Thanks to the beauty that is Ravelry I was able to find an excellent cloche pattern by MK Carroll. Thanks to the awesomeness that is Mr. Cleaver I got some lovely yarn for Christmas and pretty much instantaneously went to knitting it up. I made it through the crown and half of the brim before we even left Maine.
But the brim, oh boy, did I have trouble with that brim. Which is no one's fault but my own.
First - I did not use any of the suggest yarns, instead I used Reynold's Lite Lopi, but I did do gauge check and adjusted accordingly. My problem was that I arbitrarily decided that after the initial decrease and increase on the brim that I would say "to hell!" with the pattern and just eyeball the length. Let us just say that this decision did not work out well and was woefully long on the first and second attempts. There was much grafting, ungrafting, weeping and gnashing of teeth.
In the end however, my ears are warm and I really like the hat. It's not 100% done in the above photos. I haven't blocked it lacking a head form other than my own and I haven't added the i-cord trim, but it's cold outside and like all my projects minute finishing can wait until I've worn the thing a half dozen times.
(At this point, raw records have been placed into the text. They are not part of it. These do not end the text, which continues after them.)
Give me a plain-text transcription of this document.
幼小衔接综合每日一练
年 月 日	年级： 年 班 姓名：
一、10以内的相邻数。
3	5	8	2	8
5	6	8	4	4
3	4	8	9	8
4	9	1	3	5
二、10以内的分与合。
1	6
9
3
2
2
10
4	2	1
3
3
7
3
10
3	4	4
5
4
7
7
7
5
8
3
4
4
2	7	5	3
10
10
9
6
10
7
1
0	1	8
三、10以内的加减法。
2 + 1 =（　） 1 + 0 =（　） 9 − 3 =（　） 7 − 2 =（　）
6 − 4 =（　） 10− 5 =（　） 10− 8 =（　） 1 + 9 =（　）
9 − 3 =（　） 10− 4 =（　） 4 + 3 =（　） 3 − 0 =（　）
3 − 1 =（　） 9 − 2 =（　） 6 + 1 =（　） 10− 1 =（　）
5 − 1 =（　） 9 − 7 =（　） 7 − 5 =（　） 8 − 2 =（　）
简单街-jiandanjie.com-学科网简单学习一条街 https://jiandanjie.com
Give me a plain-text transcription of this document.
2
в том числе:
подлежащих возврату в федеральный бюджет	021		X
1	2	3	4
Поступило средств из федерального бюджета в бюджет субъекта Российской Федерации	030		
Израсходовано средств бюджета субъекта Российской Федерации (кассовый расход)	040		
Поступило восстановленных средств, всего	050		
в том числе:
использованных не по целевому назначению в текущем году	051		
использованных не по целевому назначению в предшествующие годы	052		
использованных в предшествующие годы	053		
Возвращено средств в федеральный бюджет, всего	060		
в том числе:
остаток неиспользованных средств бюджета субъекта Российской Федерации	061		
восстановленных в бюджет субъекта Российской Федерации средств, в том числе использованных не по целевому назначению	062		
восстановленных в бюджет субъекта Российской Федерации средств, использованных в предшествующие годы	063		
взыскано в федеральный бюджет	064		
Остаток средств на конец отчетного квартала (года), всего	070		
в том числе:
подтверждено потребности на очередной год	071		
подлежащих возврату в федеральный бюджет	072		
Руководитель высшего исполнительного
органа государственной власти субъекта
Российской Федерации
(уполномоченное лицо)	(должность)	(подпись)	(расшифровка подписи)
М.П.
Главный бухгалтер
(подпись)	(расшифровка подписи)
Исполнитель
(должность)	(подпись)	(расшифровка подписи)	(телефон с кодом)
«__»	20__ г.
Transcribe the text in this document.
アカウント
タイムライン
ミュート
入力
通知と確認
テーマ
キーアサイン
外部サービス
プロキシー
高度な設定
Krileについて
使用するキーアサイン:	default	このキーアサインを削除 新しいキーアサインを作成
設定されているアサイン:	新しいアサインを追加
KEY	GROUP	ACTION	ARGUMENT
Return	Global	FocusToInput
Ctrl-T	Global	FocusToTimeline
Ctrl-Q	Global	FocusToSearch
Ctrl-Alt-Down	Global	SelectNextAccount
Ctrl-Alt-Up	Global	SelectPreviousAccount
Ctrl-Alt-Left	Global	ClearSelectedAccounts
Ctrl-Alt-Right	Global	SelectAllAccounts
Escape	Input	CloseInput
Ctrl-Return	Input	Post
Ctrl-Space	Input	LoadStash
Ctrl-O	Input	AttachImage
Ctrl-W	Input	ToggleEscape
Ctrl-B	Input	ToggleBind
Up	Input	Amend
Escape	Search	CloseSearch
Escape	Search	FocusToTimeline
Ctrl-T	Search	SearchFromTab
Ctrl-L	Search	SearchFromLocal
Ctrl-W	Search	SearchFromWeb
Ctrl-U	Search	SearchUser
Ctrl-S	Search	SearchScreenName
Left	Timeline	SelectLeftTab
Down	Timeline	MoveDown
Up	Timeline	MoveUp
Project #3 - Hello Yarn's Squirrel and Oak Leaf Mittens
I lost my warm hat and a month later I had made a new one. I lost my warm gloves and it's taken me oh, eight months to replace them.
That's because the last pair of mittens I made were so disastrous that I refuse to display them here. Well, since Mr. Cleaver was getting me yarn for a hat, I batted my eyelids, looked at him with sad puppy eyes and got a few more skeins for a pair of mittens to match the hat.
Now I still look at those two skeins of yarn in the photo above and think - surely those would be sufficently contrasting to make a pair of Norwegian-style mittens, surely! The purple is so bright and the grey is so, well, grey! However, as is evidenced in the same above photo this is clearly not the case. So my squirrel mittens are subtle.
But I'm okay with this, figuring that since this is my first colorwork pattern (which I'm really enjoying) it's okay to be subtle, since the mistakes will be less obvious. And as, one of the ladies in my knitting group said on Tuesday - they're like "Magic Eye" mittens, stare long enough and you'll see the image. And I quite like that idea.